When we start, we tend to focus on the skills, because we need them as a foundation to understanding what the way is.  Beginners can talk about the big picture and the fundamental principles, but these have to be explored and experienced through the practice of discrete skills and techniques.  These provide the map to understanding the way and the principles of the way.

The "Do" idea is a really old one in Japan.  Sado 茶道 or tea ceremony has been called Sado since at least the time of Sen No Rikyu (16th century), and there are martial arts being called "Do" 道 that I have seen going back to at least the 17th century.  Even the Kano Jigoro shihan recognized that the term Judo had been used by some groups long before he started using it.

Most arts though were known simply by their name (Hayashizaki Ryu, Kashima Shinryu, Shinto Muso Ryu) without adding an adjective such as jutsu or  do prior to and during the Tokugawa era.  Names and descriptions changed often, but the organizing principles did not.  Separating a technique from the principles that make it work is, to my mind, impossible.  Having a principle without any applications or techniques that express the principle is difficult to imagine.

Ideally, the principles give rise to the techniques, and the techniques point the way to the principles.  Some great master had a deep insight into the principles of their art and developed techniques that express this principle.  It’s a great circle with the master having an insight into principle  and developing techniques based on that principle, that Way 道。  Students then study the techniques as way of learning to understand the principle behind them.  The techniques serve as road markers pointing the way to the principle Way that underlies the art.  The students master the techniques and come to embody the principles and express them spontaneously.  They then being teaching these techniques to a new generation of students.  The circle continues.

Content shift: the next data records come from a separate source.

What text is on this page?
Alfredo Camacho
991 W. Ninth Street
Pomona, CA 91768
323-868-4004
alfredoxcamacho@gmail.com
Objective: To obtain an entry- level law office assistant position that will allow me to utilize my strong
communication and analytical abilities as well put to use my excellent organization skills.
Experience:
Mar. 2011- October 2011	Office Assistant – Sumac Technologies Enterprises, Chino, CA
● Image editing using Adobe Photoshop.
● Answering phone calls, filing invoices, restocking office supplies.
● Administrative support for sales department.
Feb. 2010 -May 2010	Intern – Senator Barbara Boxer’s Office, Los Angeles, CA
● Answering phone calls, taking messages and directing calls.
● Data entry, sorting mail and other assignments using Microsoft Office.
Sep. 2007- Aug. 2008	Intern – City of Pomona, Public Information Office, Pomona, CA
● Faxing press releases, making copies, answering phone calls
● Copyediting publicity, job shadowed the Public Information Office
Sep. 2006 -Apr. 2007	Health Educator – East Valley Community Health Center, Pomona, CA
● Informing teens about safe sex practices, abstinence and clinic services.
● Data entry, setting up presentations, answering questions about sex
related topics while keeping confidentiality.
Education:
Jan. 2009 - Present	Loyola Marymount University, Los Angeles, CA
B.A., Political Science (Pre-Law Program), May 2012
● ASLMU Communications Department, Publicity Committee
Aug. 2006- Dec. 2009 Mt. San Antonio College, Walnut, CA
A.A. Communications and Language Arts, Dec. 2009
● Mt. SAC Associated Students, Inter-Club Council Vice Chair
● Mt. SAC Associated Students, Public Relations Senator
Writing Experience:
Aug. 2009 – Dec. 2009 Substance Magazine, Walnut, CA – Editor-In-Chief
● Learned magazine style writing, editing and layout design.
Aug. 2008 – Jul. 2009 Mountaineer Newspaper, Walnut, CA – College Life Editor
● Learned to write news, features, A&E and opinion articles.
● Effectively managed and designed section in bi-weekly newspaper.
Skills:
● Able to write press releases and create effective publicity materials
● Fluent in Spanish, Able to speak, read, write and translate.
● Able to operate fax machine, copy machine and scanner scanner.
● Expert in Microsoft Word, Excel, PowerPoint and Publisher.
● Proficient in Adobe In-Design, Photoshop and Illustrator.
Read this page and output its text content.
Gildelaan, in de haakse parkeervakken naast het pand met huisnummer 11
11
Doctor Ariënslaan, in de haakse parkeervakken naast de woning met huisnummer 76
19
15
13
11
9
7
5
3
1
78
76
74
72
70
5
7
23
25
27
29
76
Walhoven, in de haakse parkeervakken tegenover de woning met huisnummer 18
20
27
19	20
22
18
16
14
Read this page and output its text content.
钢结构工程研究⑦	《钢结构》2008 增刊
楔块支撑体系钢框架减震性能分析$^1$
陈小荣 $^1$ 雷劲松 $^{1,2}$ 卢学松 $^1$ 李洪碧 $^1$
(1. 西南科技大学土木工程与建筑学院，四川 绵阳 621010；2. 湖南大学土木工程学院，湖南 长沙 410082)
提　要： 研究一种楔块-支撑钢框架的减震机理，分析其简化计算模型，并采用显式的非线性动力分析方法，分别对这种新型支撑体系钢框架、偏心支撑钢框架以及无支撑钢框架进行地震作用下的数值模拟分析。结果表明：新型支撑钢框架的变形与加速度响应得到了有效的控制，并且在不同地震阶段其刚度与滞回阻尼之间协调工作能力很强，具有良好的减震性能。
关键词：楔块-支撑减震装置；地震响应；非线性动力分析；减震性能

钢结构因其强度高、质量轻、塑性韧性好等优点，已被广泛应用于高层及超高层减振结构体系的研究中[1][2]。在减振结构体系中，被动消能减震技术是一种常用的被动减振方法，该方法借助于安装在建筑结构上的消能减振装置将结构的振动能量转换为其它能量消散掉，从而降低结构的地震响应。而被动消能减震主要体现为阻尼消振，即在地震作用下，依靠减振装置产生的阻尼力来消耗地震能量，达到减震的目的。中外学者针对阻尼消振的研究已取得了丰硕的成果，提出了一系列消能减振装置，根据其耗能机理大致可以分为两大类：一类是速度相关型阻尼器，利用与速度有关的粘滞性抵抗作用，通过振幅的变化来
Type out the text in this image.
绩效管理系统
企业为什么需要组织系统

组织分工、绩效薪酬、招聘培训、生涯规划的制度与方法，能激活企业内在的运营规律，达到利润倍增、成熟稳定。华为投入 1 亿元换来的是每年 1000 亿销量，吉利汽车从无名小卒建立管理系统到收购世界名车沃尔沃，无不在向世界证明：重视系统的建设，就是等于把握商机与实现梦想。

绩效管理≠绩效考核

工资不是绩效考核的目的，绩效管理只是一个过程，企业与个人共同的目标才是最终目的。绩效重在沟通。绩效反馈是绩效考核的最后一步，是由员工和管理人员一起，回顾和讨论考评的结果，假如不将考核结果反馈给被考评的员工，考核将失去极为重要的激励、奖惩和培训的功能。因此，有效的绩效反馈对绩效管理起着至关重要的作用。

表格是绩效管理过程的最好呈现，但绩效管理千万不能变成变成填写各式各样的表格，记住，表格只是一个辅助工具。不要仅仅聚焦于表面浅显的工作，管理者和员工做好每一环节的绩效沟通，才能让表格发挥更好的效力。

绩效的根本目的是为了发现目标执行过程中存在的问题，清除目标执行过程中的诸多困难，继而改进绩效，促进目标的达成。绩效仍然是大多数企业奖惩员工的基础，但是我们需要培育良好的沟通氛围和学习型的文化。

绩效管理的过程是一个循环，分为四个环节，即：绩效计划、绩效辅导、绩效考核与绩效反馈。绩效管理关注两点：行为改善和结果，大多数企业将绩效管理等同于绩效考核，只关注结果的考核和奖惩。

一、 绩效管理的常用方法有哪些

In Japanese there are a lot of terms that express the concept of Way: michi 道、houhou 方法、
kata 方 (different from the “kata” meaning form 型、形).  The goal of any art, whether it is described as jutsu or do, skill or way, 術 or 道、is that the practitioner can spontaneously express the principles of the art/school/style/system spontaneously in accordance with the situation.  If you only learn a collection of techniques, but don’t understand the principles that underly the techniques, you will only be able to use them in the exact situations in which you learned them.  If you use the techniques as tools for learning the underlying principles, the Way, then once you begin to understand the principles, you will be able to apply them to all sorts of situations, not just the specific one covered in the technique you learned.

In a fully developed martial art/martial science, the principles and the techniques cannot be separated from each other.  The techniques work because of the underlying principles, and the principles are expressed through the techniques.